The lure of Munich itself beckons, so set out to explore the city. Stop for lunch at Ella Restaurant, with its eclectic setting inside the Lenbachhaus Museum. Lunch at Ella, serving a combination of Bavarian and Italian cuisine, and sporting a first-class wine list, is the perfect way to kick off a museum tour. Renovated five years ago, the museum added new wings to the original Florentine-style villa that was home to renowned artist Franz von Lenbach. Additionally, the museum secured a large collection of Munich’s painters and contemporary artists, but it is best known for its extensive collection of Der Blaue Reiter (The Blue Rider) art.

Timed correctly, a visit to the Neues Rathaus (New Town Hall) enchants with a precise 12-minute glockenspiel performance featuring twirling figurines that depict stories of Munich’s history and an appearance by the angel of peace.

The restaurant scene in Munich has myriad opportunities for both traditional Bavarian food and international gastronomic delights.
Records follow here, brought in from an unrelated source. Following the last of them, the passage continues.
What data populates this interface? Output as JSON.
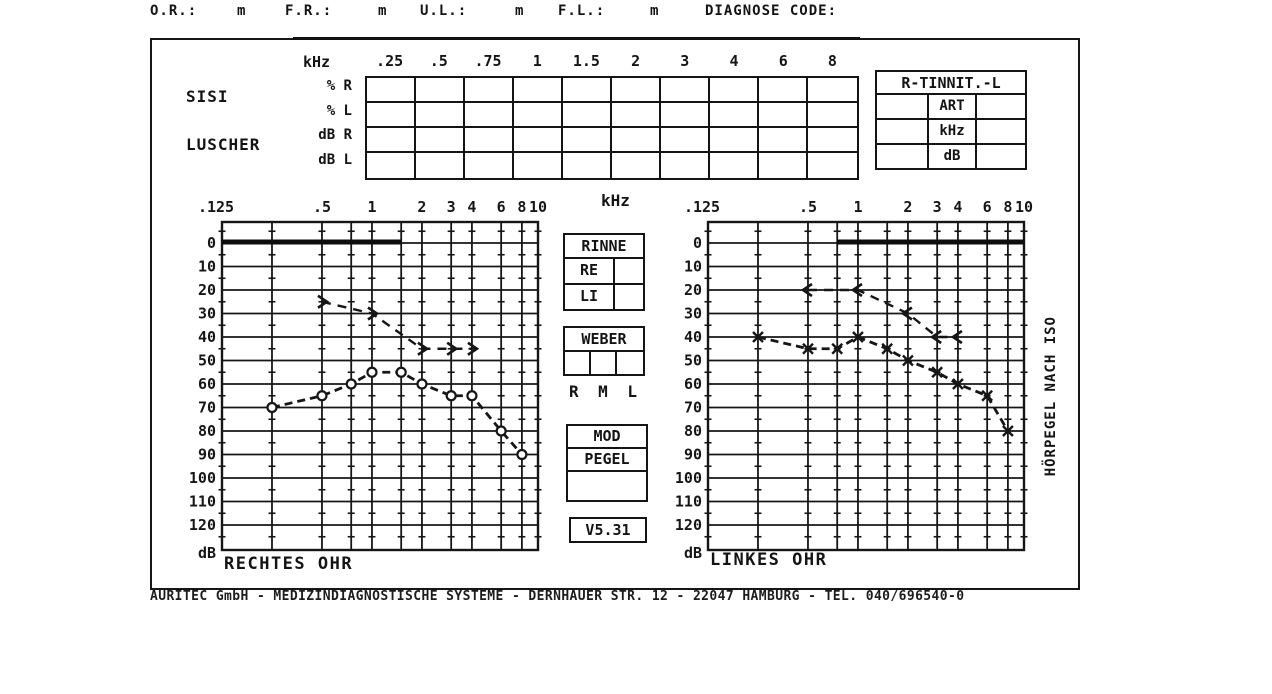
{
  "header": {
    "fields": [
      {
        "label": "O.R.:",
        "value": "m"
      },
      {
        "label": "F.R.:",
        "value": "m"
      },
      {
        "label": "U.L.:",
        "value": "m"
      },
      {
        "label": "F.L.:",
        "value": "m"
      },
      {
        "label": "DIAGNOSE CODE:",
        "value": ""
      }
    ]
  },
  "sisi_table": {
    "khz_label": "kHz",
    "col_headers": [
      ".25",
      ".5",
      ".75",
      "1",
      "1.5",
      "2",
      "3",
      "4",
      "6",
      "8"
    ],
    "group1": "SISI",
    "group2": "LUSCHER",
    "row_units": [
      "% R",
      "% L",
      "dB R",
      "dB L"
    ]
  },
  "tinnitus_box": {
    "title": "R-TINNIT.-L",
    "row_labels": [
      "ART",
      "kHz",
      "dB"
    ]
  },
  "middle_panel": {
    "rinne": {
      "title": "RINNE",
      "rows": [
        "RE",
        "LI"
      ]
    },
    "weber": {
      "title": "WEBER",
      "cols": [
        "R",
        "M",
        "L"
      ]
    },
    "mod": {
      "rows": [
        "MOD",
        "PEGEL",
        ""
      ]
    },
    "version": "V5.31"
  },
  "charts_common": {
    "center_unit": "kHz",
    "right_axis_title": "HÖRPEGEL NACH ISO",
    "y_unit": "dB"
  },
  "chart_data": [
    {
      "type": "line",
      "title": "RECHTES OHR",
      "x_unit": "kHz",
      "y_unit": "dB",
      "x_scale": "log2",
      "ylim": [
        0,
        120
      ],
      "grid": true,
      "freq_gridlines": [
        0.125,
        0.25,
        0.5,
        0.75,
        1,
        1.5,
        2,
        3,
        4,
        6,
        8,
        10
      ],
      "x_tick_labels": [
        {
          "f": 0.125,
          "label": ".125"
        },
        {
          "f": 0.5,
          "label": ".5"
        },
        {
          "f": 1,
          "label": "1"
        },
        {
          "f": 2,
          "label": "2"
        },
        {
          "f": 3,
          "label": "3"
        },
        {
          "f": 4,
          "label": "4"
        },
        {
          "f": 6,
          "label": "6"
        },
        {
          "f": 8,
          "label": "8"
        },
        {
          "f": 10,
          "label": "10"
        }
      ],
      "y_ticks": [
        0,
        10,
        20,
        30,
        40,
        50,
        60,
        70,
        80,
        90,
        100,
        110,
        120
      ],
      "bold_zero_line_span": [
        0.125,
        1.5
      ],
      "series": [
        {
          "name": "air-conduction-circle-markers",
          "marker": "circle",
          "points": [
            [
              0.25,
              70
            ],
            [
              0.5,
              65
            ],
            [
              0.75,
              60
            ],
            [
              1,
              55
            ],
            [
              1.5,
              55
            ],
            [
              2,
              60
            ],
            [
              3,
              65
            ],
            [
              4,
              65
            ],
            [
              6,
              80
            ],
            [
              8,
              90
            ]
          ]
        },
        {
          "name": "bone-conduction-arrow-markers",
          "marker": "gt",
          "points": [
            [
              0.5,
              25
            ],
            [
              1,
              30
            ],
            [
              2,
              45
            ],
            [
              3,
              45
            ],
            [
              4,
              45
            ]
          ]
        }
      ]
    },
    {
      "type": "line",
      "title": "LINKES OHR",
      "x_unit": "kHz",
      "y_unit": "dB",
      "x_scale": "log2",
      "ylim": [
        0,
        120
      ],
      "grid": true,
      "freq_gridlines": [
        0.125,
        0.25,
        0.5,
        0.75,
        1,
        1.5,
        2,
        3,
        4,
        6,
        8,
        10
      ],
      "x_tick_labels": [
        {
          "f": 0.125,
          "label": ".125"
        },
        {
          "f": 0.5,
          "label": ".5"
        },
        {
          "f": 1,
          "label": "1"
        },
        {
          "f": 2,
          "label": "2"
        },
        {
          "f": 3,
          "label": "3"
        },
        {
          "f": 4,
          "label": "4"
        },
        {
          "f": 6,
          "label": "6"
        },
        {
          "f": 8,
          "label": "8"
        },
        {
          "f": 10,
          "label": "10"
        }
      ],
      "y_ticks": [
        0,
        10,
        20,
        30,
        40,
        50,
        60,
        70,
        80,
        90,
        100,
        110,
        120
      ],
      "bold_zero_line_span": [
        0.75,
        10
      ],
      "series": [
        {
          "name": "air-conduction-x-markers",
          "marker": "x",
          "points": [
            [
              0.25,
              40
            ],
            [
              0.5,
              45
            ],
            [
              0.75,
              45
            ],
            [
              1,
              40
            ],
            [
              1.5,
              45
            ],
            [
              2,
              50
            ],
            [
              3,
              55
            ],
            [
              4,
              60
            ],
            [
              6,
              65
            ],
            [
              8,
              80
            ]
          ]
        },
        {
          "name": "bone-conduction-arrow-markers",
          "marker": "lt",
          "points": [
            [
              0.5,
              20
            ],
            [
              1,
              20
            ],
            [
              2,
              30
            ],
            [
              3,
              40
            ],
            [
              4,
              40
            ]
          ]
        }
      ]
    }
  ],
  "footer": "AURITEC GmbH - MEDIZINDIAGNOSTISCHE SYSTEME - DERNHAUER STR. 12 - 22047 HAMBURG - TEL. 040/696540-0"
}
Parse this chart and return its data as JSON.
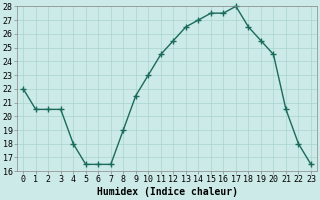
{
  "x": [
    0,
    1,
    2,
    3,
    4,
    5,
    6,
    7,
    8,
    9,
    10,
    11,
    12,
    13,
    14,
    15,
    16,
    17,
    18,
    19,
    20,
    21,
    22,
    23
  ],
  "y": [
    22,
    20.5,
    20.5,
    20.5,
    18,
    16.5,
    16.5,
    16.5,
    19,
    21.5,
    23,
    24.5,
    25.5,
    26.5,
    27,
    27.5,
    27.5,
    28,
    26.5,
    25.5,
    24.5,
    20.5,
    18,
    16.5
  ],
  "line_color": "#1a6b5a",
  "bg_color": "#cceae7",
  "grid_color": "#aad4d0",
  "xlabel": "Humidex (Indice chaleur)",
  "ylim": [
    16,
    28
  ],
  "xlim": [
    -0.5,
    23.5
  ],
  "yticks": [
    16,
    17,
    18,
    19,
    20,
    21,
    22,
    23,
    24,
    25,
    26,
    27,
    28
  ],
  "xticks": [
    0,
    1,
    2,
    3,
    4,
    5,
    6,
    7,
    8,
    9,
    10,
    11,
    12,
    13,
    14,
    15,
    16,
    17,
    18,
    19,
    20,
    21,
    22,
    23
  ],
  "marker": "+",
  "linewidth": 1.0,
  "markersize": 4,
  "tick_fontsize": 6,
  "xlabel_fontsize": 7
}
It’s not necessary, however, to leave The Charles Hotel to enjoy exceptional cuisine and superbly innovative craft cocktails. Recently renovated, Sophia’s Restaurant & Bar is an open space that allows expansive views of the adjacent terrace and gardens. Executive chef Michael Hüsken, previously of Michelin-starred restaurants Luce d’Oro and Reisers am Stein, has transformed this restaurant into one of the most popular culinary destinations in Munich, emphasizing the finest and freshest produce and proteins, presenting his delicacies with an international German flair. He does wonderful things with venison—including serving it with an unforgettable Bavarian risotto. The chef’s quince dessert—a delicious cloud of hazelnut and vanilla poppy seed ice cream—was equally remarkable.